In a blog post from Facebook’s artificial intelligence division Thursday, the social media company announced that it would be teaming up with other major tech businesses and universities to create the “Deepfake Detection Challenge (DFDC).”
“We want to catalyze more research and development in this area and ensure that there are better open source tools to detect deepfakes,” the company said. “That’s why Facebook, the Partnership on AI, Microsoft, and academics from Cornell Tech, MIT, University of Oxford, UC Berkeley, University of Maryland, College Park, and University at Albany-SUNY are coming together to build the Deepfake Detection Challenge (DFDC).”
The challenge is offering $10 million in rewards and grants to help researchers tip the scales against AI-generated misinformation.
Facebook will be releasing a dataset containing the faces of paid actors and has stressed that no Facebook user data will be included.
Once built, Facebook plans to release the dataset and officially begin the DFDC in December at the Conference on Neural Information Processing Systems (NeurIPS). Although Facebook itself will also be entering the competition, the company noted that it will not accept any prize money.
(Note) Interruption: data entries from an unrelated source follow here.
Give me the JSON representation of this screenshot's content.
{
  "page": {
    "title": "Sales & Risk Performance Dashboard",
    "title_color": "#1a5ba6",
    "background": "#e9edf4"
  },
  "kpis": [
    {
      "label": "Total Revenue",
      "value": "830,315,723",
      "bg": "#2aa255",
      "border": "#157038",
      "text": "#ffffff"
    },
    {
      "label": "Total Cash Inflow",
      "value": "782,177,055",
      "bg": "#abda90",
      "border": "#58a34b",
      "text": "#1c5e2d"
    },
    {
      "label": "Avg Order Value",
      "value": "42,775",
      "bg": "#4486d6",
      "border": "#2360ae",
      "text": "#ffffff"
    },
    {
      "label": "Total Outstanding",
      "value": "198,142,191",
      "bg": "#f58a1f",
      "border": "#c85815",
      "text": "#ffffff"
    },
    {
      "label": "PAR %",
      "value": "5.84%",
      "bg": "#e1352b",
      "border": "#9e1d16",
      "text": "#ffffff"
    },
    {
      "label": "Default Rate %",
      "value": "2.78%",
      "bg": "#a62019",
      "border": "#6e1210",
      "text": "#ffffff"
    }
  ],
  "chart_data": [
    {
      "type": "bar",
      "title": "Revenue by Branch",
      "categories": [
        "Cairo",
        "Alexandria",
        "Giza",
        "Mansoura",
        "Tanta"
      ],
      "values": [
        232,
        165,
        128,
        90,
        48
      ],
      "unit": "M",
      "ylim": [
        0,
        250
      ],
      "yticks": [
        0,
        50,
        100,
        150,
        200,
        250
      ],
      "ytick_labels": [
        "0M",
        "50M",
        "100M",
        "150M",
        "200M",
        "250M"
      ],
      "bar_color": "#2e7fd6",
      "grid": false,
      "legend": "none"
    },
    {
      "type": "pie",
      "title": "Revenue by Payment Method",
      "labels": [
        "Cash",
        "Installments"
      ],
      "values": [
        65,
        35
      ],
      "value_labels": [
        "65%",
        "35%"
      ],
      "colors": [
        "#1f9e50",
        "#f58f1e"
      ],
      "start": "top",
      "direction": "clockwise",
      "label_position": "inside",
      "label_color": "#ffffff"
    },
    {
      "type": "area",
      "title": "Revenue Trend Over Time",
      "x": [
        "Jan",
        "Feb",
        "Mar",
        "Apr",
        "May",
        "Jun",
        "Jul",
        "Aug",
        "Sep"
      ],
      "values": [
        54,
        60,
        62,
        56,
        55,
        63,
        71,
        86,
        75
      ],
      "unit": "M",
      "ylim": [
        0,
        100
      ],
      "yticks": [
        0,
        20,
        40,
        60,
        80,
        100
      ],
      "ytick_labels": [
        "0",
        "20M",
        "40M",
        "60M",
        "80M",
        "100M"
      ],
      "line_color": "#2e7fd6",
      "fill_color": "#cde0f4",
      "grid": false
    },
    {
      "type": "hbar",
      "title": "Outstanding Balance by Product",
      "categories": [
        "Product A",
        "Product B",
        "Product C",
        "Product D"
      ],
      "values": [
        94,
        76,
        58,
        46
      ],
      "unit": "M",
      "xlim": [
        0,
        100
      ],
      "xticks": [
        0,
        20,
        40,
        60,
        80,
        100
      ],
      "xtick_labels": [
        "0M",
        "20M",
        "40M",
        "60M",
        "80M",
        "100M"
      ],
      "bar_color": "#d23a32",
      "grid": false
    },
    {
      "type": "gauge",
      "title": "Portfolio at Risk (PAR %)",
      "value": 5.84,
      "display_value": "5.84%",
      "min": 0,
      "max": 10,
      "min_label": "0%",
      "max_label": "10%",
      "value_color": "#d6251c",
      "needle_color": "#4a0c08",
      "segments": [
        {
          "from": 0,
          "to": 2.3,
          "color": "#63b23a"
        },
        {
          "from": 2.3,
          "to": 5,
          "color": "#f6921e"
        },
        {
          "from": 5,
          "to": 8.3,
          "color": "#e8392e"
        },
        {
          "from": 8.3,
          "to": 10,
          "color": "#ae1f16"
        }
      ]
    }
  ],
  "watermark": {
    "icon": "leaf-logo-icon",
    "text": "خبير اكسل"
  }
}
“This is a constantly evolving problem, much like spam or other adversarial challenges, and our hope is that by helping the industry and AI community come together we can make faster progress,” Facebook added.
The project has been endorsed by numerous academics, engineers, and scientists, including Antonio Torralba, a professor and director of the MIT Quest for Intelligence.
“People have manipulated images for almost as long as photography has existed. But it’s now possible for almost anyone to create and pass off fakes to a mass audience,” Torralba said in the press release. “The goal of this competition is to build AI systems that can detect the slight imperfections in a doctored image and expose its fraudulent representation of reality.”
The project comes as deepfake videos become increasingly realistic–and at a quickening pace. The technology can now even be implemented with just a click of a button through popular apps, available to the public.
Although much attention has been given to the possibility that deepfakes could be used to disrupt an election, the technology has already been used to blackmail and harass women by placing them into pornographic videos.